Lá estamos nós. Eu e meu amigo da foto e sua carteira. O cara só podia ser da redondeza, ou haveria ele vindo de uma estação do Metrô, tipo Armênia e passado por lá molhando um pouco sua barba nos cafés da Madalena? O cara do furgão preto itinerante, parecido com o cujo, diz que já o viu por ali, mas que o nome ele desconhecia. Até aí eu também, pensei até que poderia ser o próprio me zoando. Do outro lado da rua uma oficina de motos Harley-Davidson que vende cerveja artesanal, clientes e mecânicos idênticos de novo.

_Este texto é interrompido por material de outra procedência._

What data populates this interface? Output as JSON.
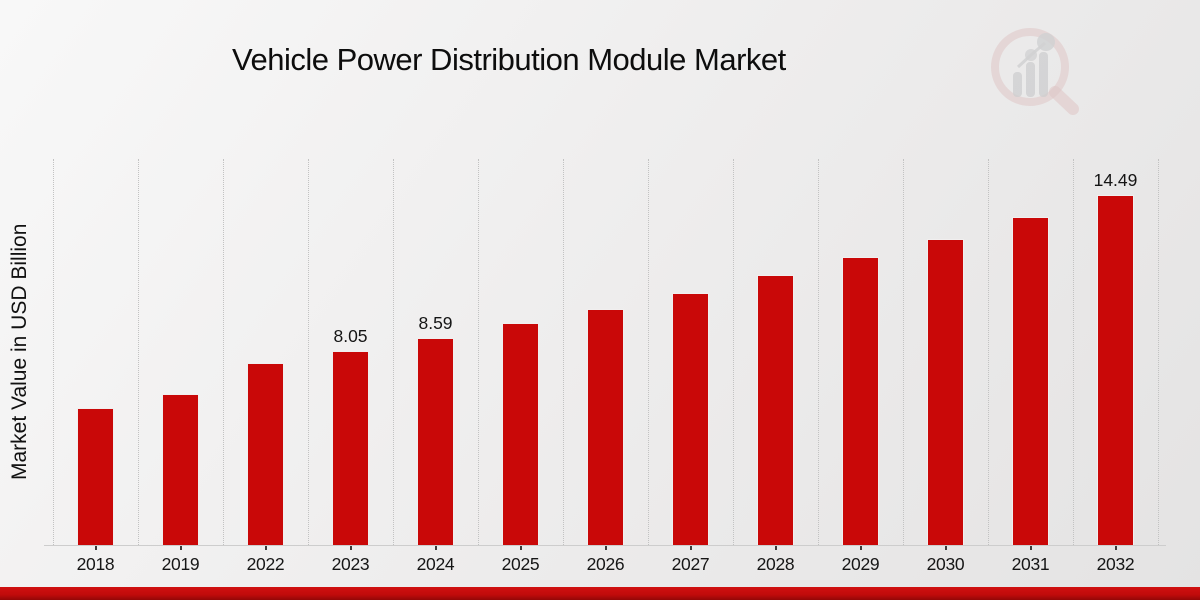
{
  "header": {
    "title": "Vehicle Power Distribution Module Market"
  },
  "y_axis": {
    "label": "Market Value in USD Billion"
  },
  "logo": {
    "name": "market-research-future-watermark"
  },
  "colors": {
    "bar": "#c90808",
    "accent_strip": "#c00b0b",
    "gridline": "#c2c2c2",
    "background": "#eeeeee",
    "text": "#141414"
  },
  "chart_data": {
    "type": "bar",
    "title": "Vehicle Power Distribution Module Market",
    "xlabel": "",
    "ylabel": "Market Value in USD Billion",
    "categories": [
      "2018",
      "2019",
      "2022",
      "2023",
      "2024",
      "2025",
      "2026",
      "2027",
      "2028",
      "2029",
      "2030",
      "2031",
      "2032"
    ],
    "values": [
      5.7,
      6.25,
      7.55,
      8.05,
      8.59,
      9.2,
      9.8,
      10.45,
      11.2,
      11.95,
      12.7,
      13.6,
      14.49
    ],
    "data_labels": {
      "2023": "8.05",
      "2024": "8.59",
      "2032": "14.49"
    },
    "ylim": [
      0,
      16
    ],
    "grid": "vertical-dotted",
    "legend": "none",
    "bar_color": "#c90808"
  }
}
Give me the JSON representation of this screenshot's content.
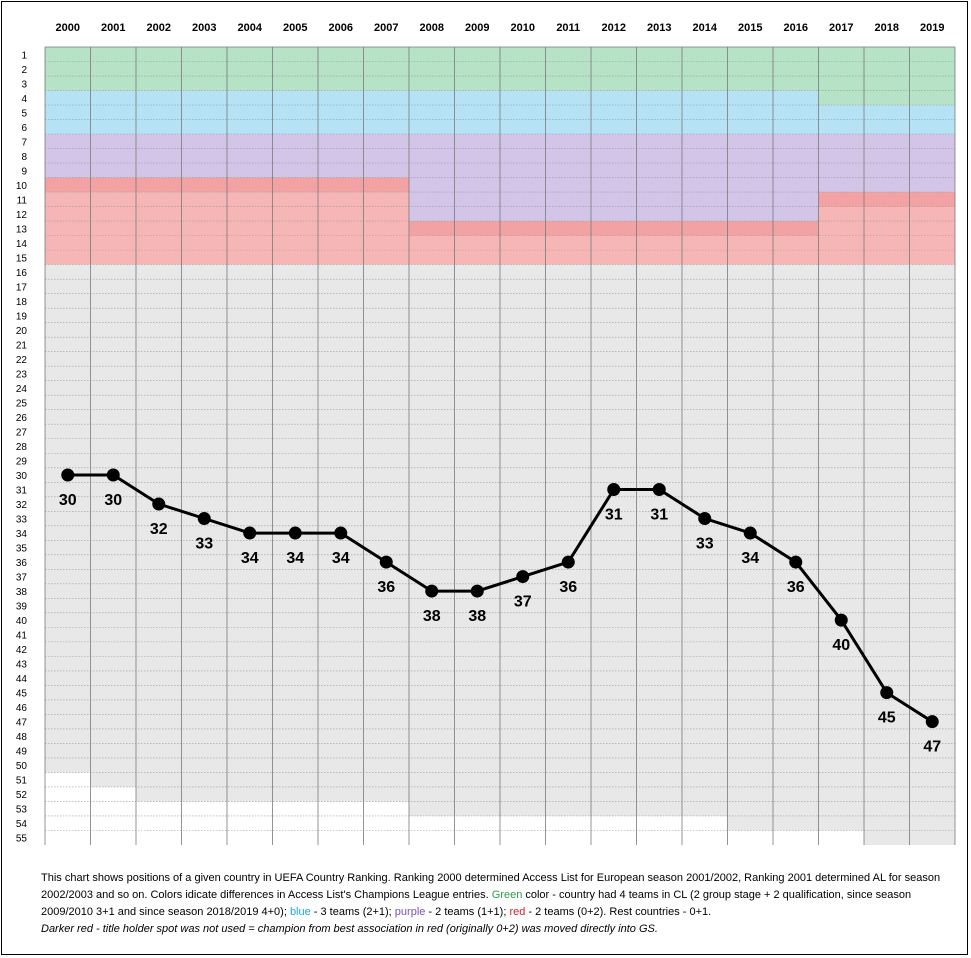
{
  "chart_data": {
    "type": "line",
    "x": [
      "2000",
      "2001",
      "2002",
      "2003",
      "2004",
      "2005",
      "2006",
      "2007",
      "2008",
      "2009",
      "2010",
      "2011",
      "2012",
      "2013",
      "2014",
      "2015",
      "2016",
      "2017",
      "2018",
      "2019"
    ],
    "values": [
      30,
      30,
      32,
      33,
      34,
      34,
      34,
      36,
      38,
      38,
      37,
      36,
      31,
      31,
      33,
      34,
      36,
      40,
      45,
      47
    ],
    "y_tick_labels": [
      "1",
      "2",
      "3",
      "4",
      "5",
      "6",
      "7",
      "8",
      "9",
      "10",
      "11",
      "12",
      "13",
      "14",
      "15",
      "16",
      "17",
      "18",
      "19",
      "20",
      "21",
      "22",
      "23",
      "24",
      "25",
      "26",
      "27",
      "28",
      "29",
      "30",
      "31",
      "32",
      "33",
      "34",
      "35",
      "36",
      "37",
      "38",
      "39",
      "40",
      "41",
      "42",
      "43",
      "44",
      "45",
      "46",
      "47",
      "48",
      "49",
      "50",
      "51",
      "52",
      "53",
      "54",
      "55"
    ],
    "ylim": [
      1,
      55
    ],
    "y_inverted": true,
    "grid": true,
    "bands": [
      {
        "category": "green",
        "color": "#b6e2c6",
        "ranges": [
          [
            1,
            3
          ],
          [
            1,
            3
          ],
          [
            1,
            3
          ],
          [
            1,
            3
          ],
          [
            1,
            3
          ],
          [
            1,
            3
          ],
          [
            1,
            3
          ],
          [
            1,
            3
          ],
          [
            1,
            3
          ],
          [
            1,
            3
          ],
          [
            1,
            3
          ],
          [
            1,
            3
          ],
          [
            1,
            3
          ],
          [
            1,
            3
          ],
          [
            1,
            3
          ],
          [
            1,
            3
          ],
          [
            1,
            3
          ],
          [
            1,
            4
          ],
          [
            1,
            4
          ],
          [
            1,
            4
          ]
        ]
      },
      {
        "category": "blue",
        "color": "#b5e3f5",
        "ranges": [
          [
            4,
            6
          ],
          [
            4,
            6
          ],
          [
            4,
            6
          ],
          [
            4,
            6
          ],
          [
            4,
            6
          ],
          [
            4,
            6
          ],
          [
            4,
            6
          ],
          [
            4,
            6
          ],
          [
            4,
            6
          ],
          [
            4,
            6
          ],
          [
            4,
            6
          ],
          [
            4,
            6
          ],
          [
            4,
            6
          ],
          [
            4,
            6
          ],
          [
            4,
            6
          ],
          [
            4,
            6
          ],
          [
            4,
            6
          ],
          [
            5,
            6
          ],
          [
            5,
            6
          ],
          [
            5,
            6
          ]
        ]
      },
      {
        "category": "purple",
        "color": "#d2c5e8",
        "ranges": [
          [
            7,
            9
          ],
          [
            7,
            9
          ],
          [
            7,
            9
          ],
          [
            7,
            9
          ],
          [
            7,
            9
          ],
          [
            7,
            9
          ],
          [
            7,
            9
          ],
          [
            7,
            9
          ],
          [
            7,
            12
          ],
          [
            7,
            12
          ],
          [
            7,
            12
          ],
          [
            7,
            12
          ],
          [
            7,
            12
          ],
          [
            7,
            12
          ],
          [
            7,
            12
          ],
          [
            7,
            12
          ],
          [
            7,
            12
          ],
          [
            7,
            10
          ],
          [
            7,
            10
          ],
          [
            7,
            10
          ]
        ]
      },
      {
        "category": "red",
        "color": "#f6b6b6",
        "ranges": [
          [
            10,
            15
          ],
          [
            10,
            15
          ],
          [
            10,
            15
          ],
          [
            10,
            15
          ],
          [
            10,
            15
          ],
          [
            10,
            15
          ],
          [
            10,
            15
          ],
          [
            10,
            15
          ],
          [
            13,
            15
          ],
          [
            13,
            15
          ],
          [
            13,
            15
          ],
          [
            13,
            15
          ],
          [
            13,
            15
          ],
          [
            13,
            15
          ],
          [
            13,
            15
          ],
          [
            13,
            15
          ],
          [
            13,
            15
          ],
          [
            11,
            15
          ],
          [
            11,
            15
          ],
          [
            11,
            15
          ]
        ]
      },
      {
        "category": "grey",
        "color": "#e8e8e8",
        "ranges": [
          [
            16,
            50
          ],
          [
            16,
            51
          ],
          [
            16,
            52
          ],
          [
            16,
            52
          ],
          [
            16,
            52
          ],
          [
            16,
            52
          ],
          [
            16,
            52
          ],
          [
            16,
            52
          ],
          [
            16,
            53
          ],
          [
            16,
            53
          ],
          [
            16,
            53
          ],
          [
            16,
            53
          ],
          [
            16,
            53
          ],
          [
            16,
            53
          ],
          [
            16,
            53
          ],
          [
            16,
            54
          ],
          [
            16,
            54
          ],
          [
            16,
            54
          ],
          [
            16,
            55
          ],
          [
            16,
            55
          ]
        ]
      }
    ],
    "dark_red": {
      "color": "#f2a2a2",
      "ranges": [
        [
          10,
          10
        ],
        [
          10,
          10
        ],
        [
          10,
          10
        ],
        [
          10,
          10
        ],
        [
          10,
          10
        ],
        [
          10,
          10
        ],
        [
          10,
          10
        ],
        [
          10,
          10
        ],
        [
          13,
          13
        ],
        [
          13,
          13
        ],
        [
          13,
          13
        ],
        [
          13,
          13
        ],
        [
          13,
          13
        ],
        [
          13,
          13
        ],
        [
          13,
          13
        ],
        [
          13,
          13
        ],
        [
          13,
          13
        ],
        [
          11,
          11
        ],
        [
          11,
          11
        ],
        [
          11,
          11
        ]
      ]
    },
    "line_color": "#000000"
  },
  "caption": {
    "part1": "This chart shows positions of a given country in UEFA Country Ranking. Ranking 2000 determined Access List for European season 2001/2002, Ranking 2001 determined AL for season 2002/2003 and so on.  Colors idicate differences in Access List's Champions League entries. ",
    "green_word": "Green",
    "part2": " color - country had 4 teams in CL (2 group stage + 2 qualification, since season 2009/2010 3+1 and since season 2018/2019  4+0); ",
    "blue_word": "blue",
    "part3": " - 3 teams  (2+1); ",
    "purple_word": "purple",
    "part4": " - 2 teams (1+1); ",
    "red_word": "red",
    "part5": " - 2 teams (0+2). Rest countries - 0+1.",
    "italic_line": "Darker red - title holder spot was not used = champion from best association in red (originally 0+2) was moved directly into GS."
  }
}
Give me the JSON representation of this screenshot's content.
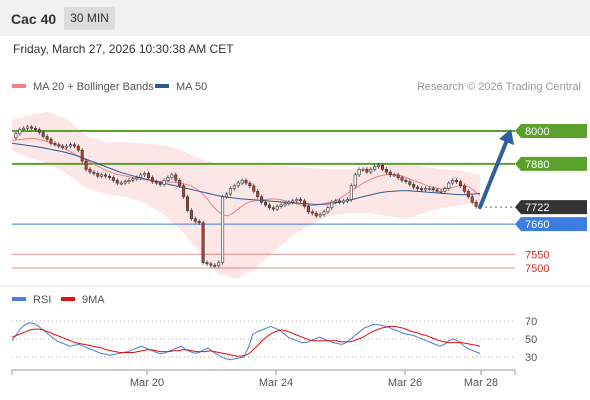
{
  "header": {
    "symbol": "Cac 40",
    "timeframe": "30 MIN"
  },
  "timestamp": "Friday, March 27, 2026 10:30:38 AM CET",
  "legend": {
    "ma20": "MA 20 + Bollinger Bands",
    "ma50": "MA 50",
    "ma20_color": "#f08080",
    "ma50_color": "#2c5b94",
    "copyright": "Research © 2026 Trading Central"
  },
  "rsi_legend": {
    "rsi": "RSI",
    "ma9": "9MA",
    "rsi_color": "#4a7fd4",
    "ma9_color": "#e01010"
  },
  "colors": {
    "resistance": "#5aa02c",
    "support": "#3b7de0",
    "secondary": "#e06060",
    "current": "#333333",
    "up": "#3c8c3c",
    "down": "#c0392b",
    "arrow": "#2f5f9e"
  },
  "chart_data": [
    {
      "type": "line",
      "ylim": [
        7480,
        8050
      ],
      "x_ticks": [
        "Mar 20",
        "Mar 24",
        "Mar 26",
        "Mar 28"
      ],
      "levels": [
        {
          "value": 8000,
          "label": "8000",
          "kind": "resistance"
        },
        {
          "value": 7880,
          "label": "7880",
          "kind": "resistance"
        },
        {
          "value": 7722,
          "label": "7722",
          "kind": "current"
        },
        {
          "value": 7660,
          "label": "7660",
          "kind": "support"
        },
        {
          "value": 7550,
          "label": "7550",
          "kind": "secondary"
        },
        {
          "value": 7500,
          "label": "7500",
          "kind": "secondary"
        }
      ],
      "price": [
        7975,
        7990,
        8005,
        8010,
        8015,
        8010,
        8005,
        7995,
        7980,
        7970,
        7955,
        7950,
        7945,
        7940,
        7945,
        7950,
        7945,
        7930,
        7890,
        7860,
        7850,
        7845,
        7835,
        7840,
        7835,
        7830,
        7820,
        7810,
        7810,
        7815,
        7820,
        7825,
        7830,
        7840,
        7845,
        7830,
        7815,
        7810,
        7805,
        7820,
        7830,
        7840,
        7820,
        7800,
        7760,
        7710,
        7680,
        7670,
        7665,
        7520,
        7515,
        7510,
        7508,
        7520,
        7760,
        7770,
        7790,
        7800,
        7810,
        7820,
        7810,
        7800,
        7780,
        7760,
        7740,
        7730,
        7720,
        7715,
        7725,
        7730,
        7735,
        7740,
        7745,
        7750,
        7745,
        7725,
        7705,
        7700,
        7690,
        7695,
        7705,
        7720,
        7740,
        7745,
        7740,
        7745,
        7750,
        7800,
        7840,
        7860,
        7860,
        7850,
        7860,
        7870,
        7875,
        7860,
        7850,
        7840,
        7840,
        7830,
        7820,
        7815,
        7805,
        7795,
        7790,
        7785,
        7790,
        7790,
        7785,
        7780,
        7780,
        7790,
        7810,
        7820,
        7815,
        7800,
        7780,
        7760,
        7740,
        7725,
        7722
      ],
      "ma20": [
        7965,
        7968,
        7970,
        7972,
        7974,
        7970,
        7965,
        7960,
        7952,
        7945,
        7935,
        7925,
        7915,
        7905,
        7895,
        7885,
        7875,
        7865,
        7855,
        7848,
        7842,
        7838,
        7834,
        7830,
        7826,
        7822,
        7820,
        7818,
        7816,
        7815,
        7814,
        7812,
        7810,
        7806,
        7800,
        7790,
        7775,
        7755,
        7730,
        7710,
        7695,
        7690,
        7700,
        7715,
        7730,
        7740,
        7745,
        7748,
        7750,
        7752,
        7752,
        7750,
        7745,
        7740,
        7735,
        7730,
        7728,
        7728,
        7730,
        7734,
        7738,
        7742,
        7750,
        7762,
        7775,
        7788,
        7800,
        7812,
        7822,
        7830,
        7836,
        7840,
        7842,
        7840,
        7836,
        7830,
        7822,
        7815,
        7808,
        7800,
        7794,
        7790,
        7788,
        7790,
        7795,
        7800,
        7800,
        7795,
        7780,
        7765
      ],
      "ma50": [
        7955,
        7952,
        7948,
        7944,
        7940,
        7935,
        7930,
        7925,
        7918,
        7910,
        7900,
        7890,
        7880,
        7870,
        7860,
        7850,
        7842,
        7835,
        7828,
        7822,
        7816,
        7810,
        7804,
        7798,
        7792,
        7786,
        7780,
        7774,
        7768,
        7762,
        7758,
        7755,
        7752,
        7750,
        7748,
        7746,
        7744,
        7742,
        7740,
        7738,
        7736,
        7734,
        7732,
        7732,
        7734,
        7738,
        7742,
        7748,
        7755,
        7762,
        7768,
        7774,
        7778,
        7780,
        7782,
        7782,
        7780,
        7778,
        7776,
        7774,
        7772,
        7770,
        7768,
        7768,
        7770,
        7772
      ],
      "bb_upper": [
        8040,
        8060,
        8070,
        8040,
        7980,
        7960,
        7960,
        7955,
        7950,
        7930,
        7900,
        7880,
        7880,
        7880,
        7875,
        7870,
        7865,
        7860,
        7860,
        7870,
        7880,
        7880,
        7870,
        7860,
        7855,
        7840
      ],
      "bb_lower": [
        7930,
        7900,
        7880,
        7840,
        7790,
        7770,
        7760,
        7740,
        7700,
        7640,
        7560,
        7480,
        7460,
        7500,
        7560,
        7620,
        7660,
        7690,
        7700,
        7700,
        7690,
        7680,
        7700,
        7720,
        7730,
        7740
      ]
    },
    {
      "type": "line",
      "name": "RSI",
      "ylim": [
        22,
        78
      ],
      "y_ticks": [
        70,
        50,
        30
      ],
      "rsi": [
        48,
        55,
        62,
        66,
        68,
        67,
        64,
        60,
        56,
        52,
        48,
        46,
        44,
        42,
        43,
        44,
        42,
        40,
        38,
        36,
        34,
        33,
        32,
        33,
        34,
        35,
        36,
        38,
        40,
        42,
        40,
        38,
        36,
        34,
        34,
        36,
        38,
        40,
        42,
        38,
        36,
        34,
        35,
        38,
        40,
        36,
        33,
        30,
        28,
        27,
        28,
        29,
        30,
        40,
        55,
        58,
        60,
        62,
        64,
        62,
        60,
        56,
        52,
        50,
        48,
        46,
        46,
        48,
        50,
        52,
        50,
        48,
        46,
        45,
        44,
        46,
        50,
        54,
        58,
        62,
        64,
        66,
        66,
        65,
        64,
        62,
        60,
        58,
        56,
        55,
        54,
        52,
        50,
        48,
        46,
        44,
        42,
        44,
        48,
        50,
        48,
        44,
        40,
        38,
        36,
        34
      ],
      "ma9": [
        52,
        54,
        56,
        58,
        60,
        61,
        61,
        60,
        58,
        56,
        54,
        52,
        50,
        48,
        46,
        45,
        44,
        43,
        42,
        41,
        40,
        38,
        37,
        36,
        35,
        35,
        35,
        35,
        36,
        37,
        38,
        38,
        37,
        36,
        36,
        36,
        37,
        37,
        38,
        38,
        37,
        36,
        36,
        36,
        37,
        36,
        35,
        34,
        33,
        32,
        31,
        31,
        32,
        35,
        40,
        45,
        50,
        54,
        57,
        59,
        60,
        59,
        57,
        55,
        53,
        51,
        49,
        48,
        48,
        48,
        48,
        48,
        48,
        47,
        47,
        47,
        48,
        50,
        52,
        55,
        58,
        60,
        62,
        63,
        64,
        64,
        63,
        62,
        60,
        58,
        57,
        55,
        54,
        52,
        50,
        48,
        47,
        46,
        46,
        46,
        46,
        45,
        44,
        43,
        42
      ]
    }
  ]
}
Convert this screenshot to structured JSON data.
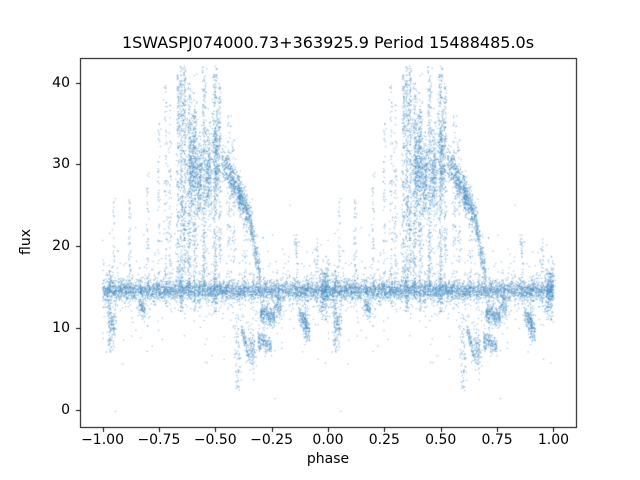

Desisti de achar o próprio dono, decidi entregar a qualquer sósia da mesma tribo. Fui para o ponto de ônibus, mais um sujeito semelhante ali parado na minha frente, assobiando. Coloco a carteira bem devagar atrás dele e digo: “Ei amigo, caiu sua carteira aí?”. Pega feliz e me agradece: “Orra! Pensei que a havia perdido, valeu cara!”.

Enfim a carteira encontrou seu dono e eu o dono da foto. Ao subir a escada do ônibus acenou para mim sorrindo. Teria sido tão fácil, pensei. Bastaria reparar que entre todos os iguais era o único que sorria.